Whatever this lawyer had in mind for the answer, it wasn't the story Jesus told. And it's not what we would expect either. Yes, we may all know the parable of the Good Samaritan, but it can be a little confusing. The “neighbor,” it would appear, is the man going down from Jerusalem to Jericho who was beaten and left for dead (Luke 10:30). The neighbor is the object, the one of whom the three other characters encounter. But in the end, Jesus says the Samaritan who helped his man "proved to be the neighbor" (Luke 12:36–37).
So here we are, along with the lawyer, trying to figure out whom we're supposed to love, and Jesus turns the question around. Look at this man who acts in mercy. Stop asking, "Who is my neighbor?" There are deeper questions to ponder. As John Piper explains, "When we are done trying to establish, 'Is this my neighbor?' — the decisive issue of love remains: What kind of person am I?" (What Jesus Demands from the World, [Crossway, 2006], 264).
"Who are you?" — that's the question.
Are we going to be like this Samaritan who gives help when help is needed? Or are we going to be caught up in questions about who we're supposed to help, and when and where and how, and what if it will make me late for Sunday School?
What grounds the way we think about neighbors is actually our identity, not theirs. What matters first is who we are.
Grace for Standing and Action
In his book, Union with Christ, Todd Billings builds on Calvin's teaching on the "double grace of justification and sanctification." He explains that when we are made new in Christ we receive forgiveness of sins and Christ's righteousness — we are saved from God's wrath. And we also receive new life by the Spirit — we are saved to fellowship with God and love others.
This is a radical truth. In Christ we are given a right standing before God (justification), and we are propelled in love for God and others by the new power of his Spirit in us (sanctification).
This affects the way we see those around us. It's not because they've become something different, but because we have. God's justifying work for us and transforming work in us commissions a path of good works prepared beforehand "that we should walk in them" (Ephesians 2:10). On this path are real people with real lives full of real stories. And now when we encounter them, they are a divine call to us. They are an opportunity — a welcomed mandate — for us to be who we are in Christ.
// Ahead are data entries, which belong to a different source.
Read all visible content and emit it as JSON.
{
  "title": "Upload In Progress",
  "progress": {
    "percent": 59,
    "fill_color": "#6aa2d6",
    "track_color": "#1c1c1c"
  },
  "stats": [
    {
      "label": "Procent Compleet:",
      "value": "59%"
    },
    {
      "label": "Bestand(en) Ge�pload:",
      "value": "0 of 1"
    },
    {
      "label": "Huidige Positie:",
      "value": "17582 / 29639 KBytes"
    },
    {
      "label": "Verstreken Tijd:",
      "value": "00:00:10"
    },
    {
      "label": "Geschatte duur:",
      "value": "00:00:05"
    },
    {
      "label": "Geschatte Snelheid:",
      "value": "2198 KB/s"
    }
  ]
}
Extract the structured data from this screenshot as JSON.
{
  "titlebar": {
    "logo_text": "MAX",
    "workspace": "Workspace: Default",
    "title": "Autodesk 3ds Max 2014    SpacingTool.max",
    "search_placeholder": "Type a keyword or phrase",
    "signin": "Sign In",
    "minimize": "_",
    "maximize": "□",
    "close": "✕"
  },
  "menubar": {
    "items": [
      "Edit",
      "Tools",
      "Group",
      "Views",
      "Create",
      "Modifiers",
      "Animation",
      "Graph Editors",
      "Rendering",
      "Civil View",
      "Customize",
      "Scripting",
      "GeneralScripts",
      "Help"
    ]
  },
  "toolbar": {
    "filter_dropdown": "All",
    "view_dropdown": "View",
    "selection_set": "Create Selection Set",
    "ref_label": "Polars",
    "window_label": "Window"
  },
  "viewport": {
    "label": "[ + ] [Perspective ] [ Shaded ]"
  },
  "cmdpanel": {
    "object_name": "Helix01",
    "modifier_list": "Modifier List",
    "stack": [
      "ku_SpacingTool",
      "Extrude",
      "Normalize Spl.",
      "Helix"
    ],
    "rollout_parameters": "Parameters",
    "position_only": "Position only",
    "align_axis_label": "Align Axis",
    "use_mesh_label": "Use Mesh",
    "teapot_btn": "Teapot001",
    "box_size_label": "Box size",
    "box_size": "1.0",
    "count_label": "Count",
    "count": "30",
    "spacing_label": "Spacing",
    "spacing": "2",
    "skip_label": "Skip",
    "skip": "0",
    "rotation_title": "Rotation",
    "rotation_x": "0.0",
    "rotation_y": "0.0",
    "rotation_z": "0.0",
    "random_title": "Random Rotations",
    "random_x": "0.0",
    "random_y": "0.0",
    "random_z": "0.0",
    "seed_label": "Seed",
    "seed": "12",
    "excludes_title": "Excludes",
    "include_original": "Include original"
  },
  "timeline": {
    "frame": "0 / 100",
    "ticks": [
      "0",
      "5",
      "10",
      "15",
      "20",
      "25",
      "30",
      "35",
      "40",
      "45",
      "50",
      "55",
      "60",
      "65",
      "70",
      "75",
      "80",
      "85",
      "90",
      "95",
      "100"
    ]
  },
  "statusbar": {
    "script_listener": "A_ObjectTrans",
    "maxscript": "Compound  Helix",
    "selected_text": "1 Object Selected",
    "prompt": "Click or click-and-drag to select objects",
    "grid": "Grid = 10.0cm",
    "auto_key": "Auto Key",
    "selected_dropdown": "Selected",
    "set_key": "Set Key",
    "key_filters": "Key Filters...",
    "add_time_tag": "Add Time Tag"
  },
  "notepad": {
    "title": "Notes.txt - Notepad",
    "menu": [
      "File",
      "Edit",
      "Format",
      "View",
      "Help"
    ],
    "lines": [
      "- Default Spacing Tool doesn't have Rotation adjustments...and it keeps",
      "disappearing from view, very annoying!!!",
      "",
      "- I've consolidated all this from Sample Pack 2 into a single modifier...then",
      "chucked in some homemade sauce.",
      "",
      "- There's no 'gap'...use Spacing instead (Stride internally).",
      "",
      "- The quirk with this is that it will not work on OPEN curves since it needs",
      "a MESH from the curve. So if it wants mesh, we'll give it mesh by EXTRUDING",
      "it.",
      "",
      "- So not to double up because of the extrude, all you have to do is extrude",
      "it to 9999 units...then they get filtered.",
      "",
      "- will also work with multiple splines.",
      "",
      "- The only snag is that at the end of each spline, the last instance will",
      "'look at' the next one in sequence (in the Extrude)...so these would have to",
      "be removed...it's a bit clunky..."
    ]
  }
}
Of course, we could make a thousand qualifiers. The Good Samaritan didn't give his spare change to fill an empty whiskey bottle, and that’s not the best use of our resources either. But perhaps we should have some concern that we get lost in these qualifiers too often — about when help can hurt and who are the poor and what's not the Great Commission. These are all important questions, and we do well to give them careful thought.
But while we think — and think we must — may we never lose sight that the central issue has to do with how the gospel miracle bears on our own souls. God has made us new creatures in Christ — righteous before him and empowered to love others for his sake.